Sleeve rotation is a big deal when it comes to lifting.  The smoother and faster the collars turn, the easier it’s going to be to get under the barbell.  Even after not cleaning for a good month due to an injury, I was still able to clean fairly heavy and not miss a single lift.  Since it is a needle bearing barbell, you’re going to get increased performance in this area compared to bushing counterparts, but they aren’t the smoothest.  In the spin test video with the weight on it, you can see the barbell rocking around on the J-cups while the plate is in motion.  I don’t know if this is just my barbell or a problem with the new design.  Construction is nice, what you’d expect from a higher end barbell; you’ll get a solid sounding thud versus clanging when you drop the barbell with any kind of quality weights.  There’s very little play when moving the sleeves side to side.  While the fit is great, the finish is just average.  As I mentioned before, the coating isn’t the most brilliant of all the barbells I’ve used, nor is it the most even.  This is something that I noticed on the bar at the CrossFit games when I first saw it, and really wasn’t corrected.  Not the bad at all, but I expected a little better.  I guess there has to be some trade-offs somewhere, as I get to the next point…

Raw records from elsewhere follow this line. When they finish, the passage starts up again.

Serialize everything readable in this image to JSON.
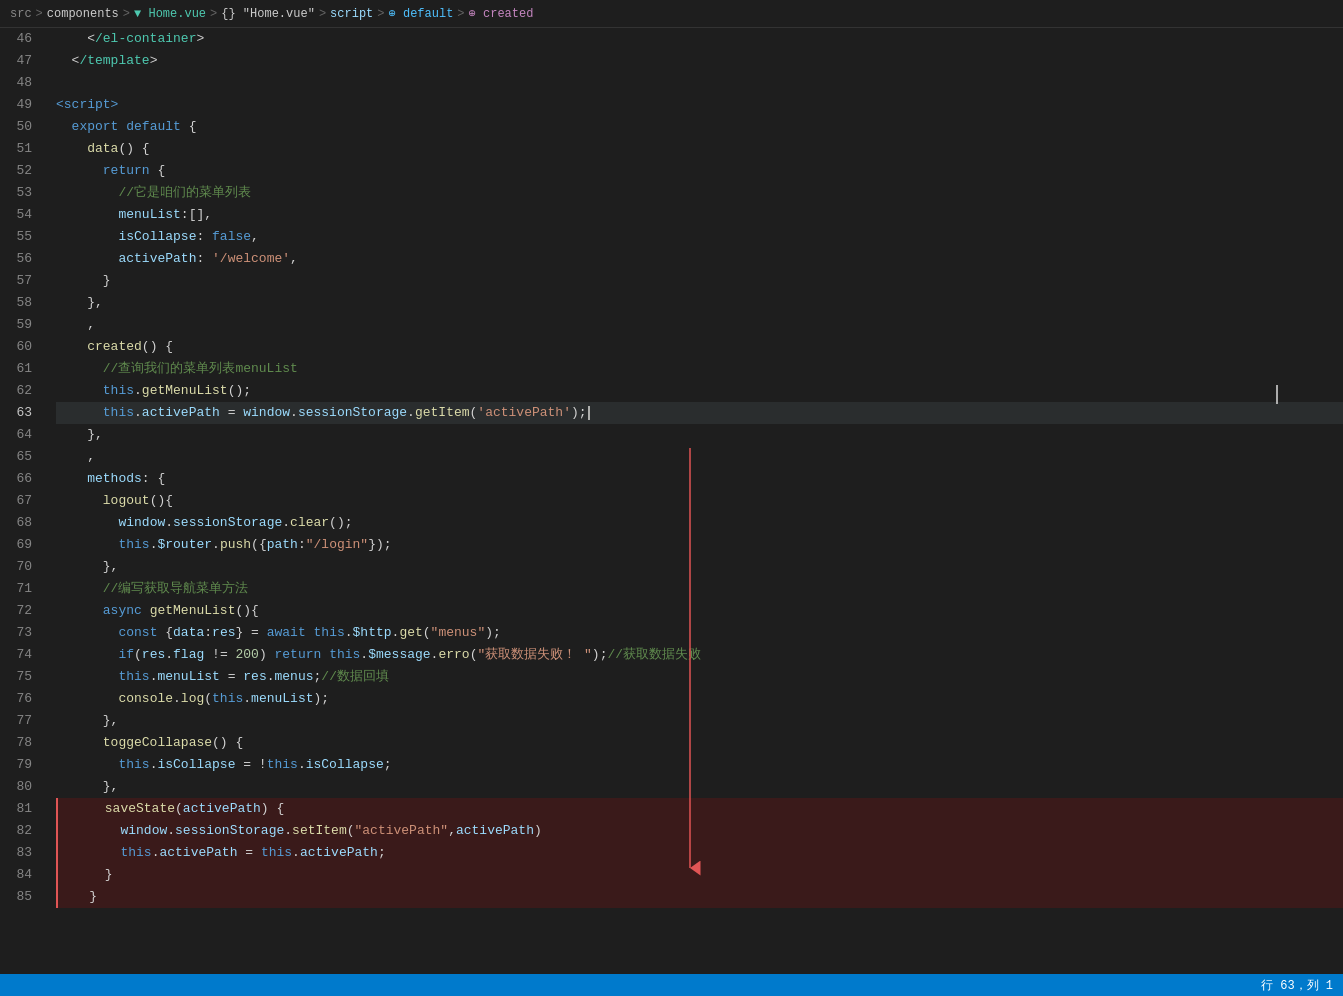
{
  "breadcrumb": {
    "items": [
      {
        "label": "src",
        "type": "plain"
      },
      {
        "label": ">",
        "type": "sep"
      },
      {
        "label": "components",
        "type": "plain"
      },
      {
        "label": ">",
        "type": "sep"
      },
      {
        "label": "▼ Home.vue",
        "type": "vue"
      },
      {
        "label": ">",
        "type": "sep"
      },
      {
        "label": "{} \"Home.vue\"",
        "type": "plain"
      },
      {
        "label": ">",
        "type": "sep"
      },
      {
        "label": "script",
        "type": "script"
      },
      {
        "label": ">",
        "type": "sep"
      },
      {
        "label": "⊕ default",
        "type": "default"
      },
      {
        "label": ">",
        "type": "sep"
      },
      {
        "label": "⊕ created",
        "type": "created"
      }
    ]
  },
  "lines": [
    {
      "num": 46,
      "content": "    </el-container>"
    },
    {
      "num": 47,
      "content": "  </template>"
    },
    {
      "num": 48,
      "content": ""
    },
    {
      "num": 49,
      "content": "<script>"
    },
    {
      "num": 50,
      "content": "  export default {"
    },
    {
      "num": 51,
      "content": "    data() {"
    },
    {
      "num": 52,
      "content": "      return {"
    },
    {
      "num": 53,
      "content": "        //它是咱们的菜单列表"
    },
    {
      "num": 54,
      "content": "        menuList:[],"
    },
    {
      "num": 55,
      "content": "        isCollapse: false,"
    },
    {
      "num": 56,
      "content": "        activePath: '/welcome',"
    },
    {
      "num": 57,
      "content": "      }"
    },
    {
      "num": 58,
      "content": "    },"
    },
    {
      "num": 59,
      "content": "    ,"
    },
    {
      "num": 60,
      "content": "    created() {"
    },
    {
      "num": 61,
      "content": "      //查询我们的菜单列表menuList"
    },
    {
      "num": 62,
      "content": "      this.getMenuList();"
    },
    {
      "num": 63,
      "content": "      this.activePath = window.sessionStorage.getItem('activePath');",
      "active": true
    },
    {
      "num": 64,
      "content": "    },"
    },
    {
      "num": 65,
      "content": "    ,"
    },
    {
      "num": 66,
      "content": "    methods: {"
    },
    {
      "num": 67,
      "content": "      logout(){"
    },
    {
      "num": 68,
      "content": "        window.sessionStorage.clear();"
    },
    {
      "num": 69,
      "content": "        this.$router.push({path:\"/login\"});"
    },
    {
      "num": 70,
      "content": "      },"
    },
    {
      "num": 71,
      "content": "      //编写获取导航菜单方法"
    },
    {
      "num": 72,
      "content": "      async getMenuList(){"
    },
    {
      "num": 73,
      "content": "        const {data:res} = await this.$http.get(\"menus\");"
    },
    {
      "num": 74,
      "content": "        if(res.flag != 200) return this.$message.erro(\"获取数据失败！\");//获取数据失败"
    },
    {
      "num": 75,
      "content": "        this.menuList = res.menus;//数据回填"
    },
    {
      "num": 76,
      "content": "        console.log(this.menuList);"
    },
    {
      "num": 77,
      "content": "      },"
    },
    {
      "num": 78,
      "content": "      toggeCollapase() {"
    },
    {
      "num": 79,
      "content": "        this.isCollapse = !this.isCollapse;"
    },
    {
      "num": 80,
      "content": "      },"
    },
    {
      "num": 81,
      "content": "      saveState(activePath) {",
      "highlighted": true
    },
    {
      "num": 82,
      "content": "        window.sessionStorage.setItem(\"activePath\",activePath)",
      "highlighted": true
    },
    {
      "num": 83,
      "content": "        this.activePath = this.activePath;",
      "highlighted": true
    },
    {
      "num": 84,
      "content": "      }",
      "highlighted": true
    },
    {
      "num": 85,
      "content": "    }",
      "highlighted": true
    }
  ],
  "status_bar": {
    "position": "行 63，列 1"
  }
}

…the PRICE.  For the money, you will not find a finer barbell. The 15kg version comes in at $300 before shipping and the 20kg at $320.  Shipped to California, the price ended up being just south of $370.  I thought that shipping was a little much there and e-mailed Again Faster about it.  They gave me a $10 refund which was nice, but still that shipping is a little excessive.  Altogether though, it’s still cheaper than any other quality bearing barbell, and still a steal.

If there was another thing I could comment on, it’s that the quality of shipping packaging is pretty awful.  The tubing was pretty flimsy and arrived broken with one whole end missing; causing one end of the barbell to get pretty dinged up and scratched.  I know the shipping company has a lot to do with this, but I feel it’s up to the seller to provide adequate shipping containers, since you are paying good money for these things, and they’re not cheap.  My Again Faster Team Barbell 2.0 arrived in the same shape, as well, except since that one wasn’t chrome coated so the end of it got chewed up really badly.

“Demand the impossible!”.  A quote by Dmitry Klokov, and perfectly describes something that he and Again Faster were able to achieve with this barbell.  You won’t find anything even remotely close to this price point that is going to deliver you close to the same specs this bar will. If you’re an advanced lifter, this barbell is for you. General purpose and CrossFit, it’ll do the job but just be aware that it’s not going to be as dynamic with anything up to 100kg.  Minor issues and shipping containers aside, the Klokov competition barbell is one hell of a bar to beat.